Kubitschek foi a criação do Conselho Nacional de Águas e Energia Elétrica (CNAEE), em 1958. O objetivo do conselho era promover a coordenação entre os órgãos governamentais e os setores privados envolvidos na produção, transmissão e distribuição de energia elétrica e na gestão dos recursos hídricos no país. Também iniciou a construção da hidrolétrica de Furnas (MG) e a Usina de Três Marias no rio São Francisco.

Mas a principal mudança promovida por Kubitschek foi a introdução do estilo de vida americano no Brasil. O “american way of life” (estilo de vida americano) é um estilo de vida baseado no consumo. É nessa época que apareceram os eletrodomésticos, que prometiam facilitar a vida em casa, os automóveis e uma gama de produtos que passaram a ser oferecidos aos brasileiros em massa. O brasileiro passou a ser bombardeado por propaganda seja nos jornais, revistas ou rádio.

Seguindo essa vida de consumo. Com o objetivo de modernizar o país e promover o desenvolvimento econômico, o governo de Kubitschek incentivou a importação de produtos e tecnologias americanas, além de estreitar relações comerciais com os Estados Unidos. Um exemplo desse processo foi a chegada de grandes montadoras ao Brasil e a produção em massa de veículos. Era tanta pressão para o Brasil adotar o automóvel que de Norte a Sul novas estradas se abriram. É tanta estrada que o Brasil abandonou meios de transportes como o ferroviario ou hidroviário e até hoje, o principal meio de transporte de pessoas e mercadorias no Brasil é o rodoviário.

Empréstimos e mais empréstimos

Mas a grande marca do governo de Kubitschek foi a construção de Brasília, a nova capital federal, inaugurada em 1960. A cidade foi planejada e construída em um tempo recorde de quatro anos e representou um marco na história do país. Com a mudança da capital para Brasília, o país ganhou uma nova dinâmica política e administrativa, além de novas oportunidades econômicas e culturais. Essa foi uma obra gigantesca e obviamente muito cara.

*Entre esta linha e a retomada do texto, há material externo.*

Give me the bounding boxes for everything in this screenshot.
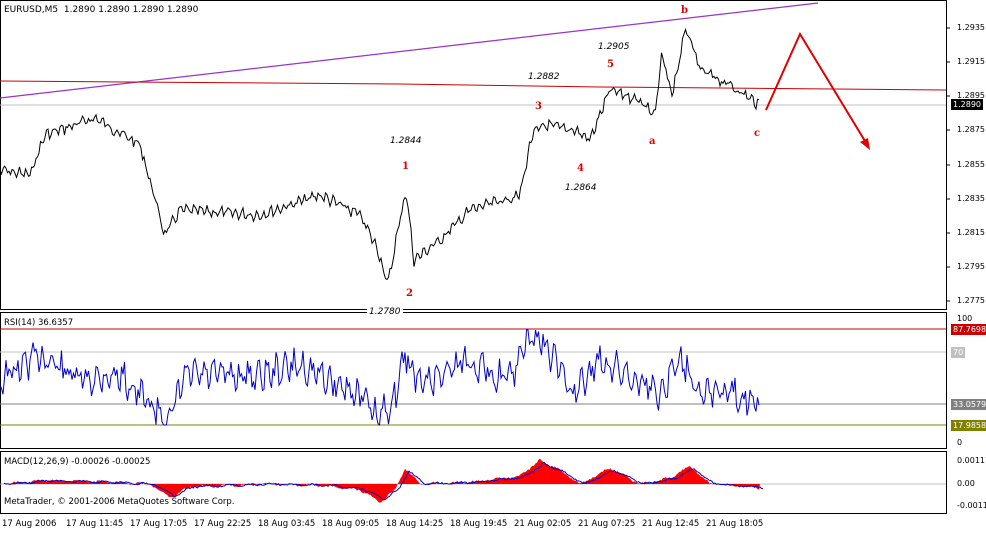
wave-label-a: a [649,136,656,147]
macd-tick: 0.00 [957,479,975,488]
symbol-name: EURUSD,M5 [4,5,59,15]
rsi-level-box: 87.7698 [951,324,986,335]
time-tick: 21 Aug 12:45 [642,519,700,529]
time-tick: 17 Aug 2006 [2,519,57,529]
forecast-arrow[interactable] [765,31,869,147]
wave-label-3: 3 [535,101,542,112]
price-tick: 1.2935 [957,23,985,32]
price-tick: 1.2875 [957,125,985,134]
wave-label-b: b [681,5,688,16]
wave-label-c: c [754,128,761,139]
ohlc-values: 1.2890 1.2890 1.2890 1.2890 [63,5,199,15]
rsi-series [0,329,760,427]
time-tick: 18 Aug 09:05 [322,519,380,529]
rsi-tick: 0 [957,438,963,447]
price-tick: 1.2835 [957,194,985,203]
rsi-tick: 70 [951,347,966,358]
wave-label-4: 4 [577,163,584,174]
rsi-panel-frame [0,312,947,449]
rsi-level-box: 33.0579 [951,399,986,410]
time-tick: 21 Aug 07:25 [578,519,636,529]
price-tick: 1.2855 [957,160,985,169]
macd-tick: -0.00117 [957,501,986,510]
time-tick: 21 Aug 02:05 [514,519,572,529]
symbol-title: EURUSD,M5 1.2890 1.2890 1.2890 1.2890 [4,5,198,15]
time-tick: 17 Aug 11:45 [66,519,124,529]
current-price-box: 1.2890 [951,99,983,110]
macd-tick: 0.00117 [957,456,986,465]
chart-canvas[interactable] [0,0,986,552]
price-tick: 1.2815 [957,228,985,237]
price-tick: 1.2915 [957,57,985,66]
rsi-tick: 100 [957,314,973,323]
resistance-line[interactable] [0,80,947,91]
price-tick: 1.2775 [957,296,985,305]
rsi-level-box: 17.9858 [951,420,986,431]
price-panel-frame [0,0,947,310]
time-tick: 21 Aug 18:05 [706,519,764,529]
price-annotation: 1.2882 [528,72,560,82]
time-tick: 17 Aug 22:25 [194,519,252,529]
price-annotation: 1.2905 [598,42,630,52]
copyright-text: MetaTrader, © 2001-2006 MetaQuotes Softw… [4,497,235,507]
price-series [0,27,760,281]
time-tick: 17 Aug 17:05 [130,519,188,529]
price-annotation: 1.2780 [367,307,403,317]
price-tick: 1.2795 [957,262,985,271]
wave-label-5: 5 [607,59,614,70]
time-tick: 18 Aug 03:45 [258,519,316,529]
time-tick: 18 Aug 14:25 [386,519,444,529]
forecast-arrowhead [860,138,870,150]
time-tick: 18 Aug 19:45 [450,519,508,529]
wave-label-1: 1 [402,161,409,172]
rsi-title: RSI(14) 36.6357 [4,318,74,328]
price-annotation: 1.2864 [565,183,597,193]
price-annotation: 1.2844 [390,136,422,146]
wave-label-2: 2 [406,288,413,299]
macd-title: MACD(12,26,9) -0.00026 -0.00025 [4,457,151,467]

Por esse motivo o final do governo de Juscelino Kubitschek foi marcado por escândalos, principalmente relacionados a empréstimos externos. A tomada desses empréstimos gerou uma grande dívida externa para o país, o que acabou contribuindo para a instabilidade econômica e a crise financeira que se seguiu após o fim do governo.

Apesar desses desafios, o governo de Juscelino Kubitschek deixou um legado importante para o Brasil, com uma série de mudanças que transformaram a economia e a sociedade do país. Surgia uma nova classe média, e crises políticas que perdurariam até o próximo governo.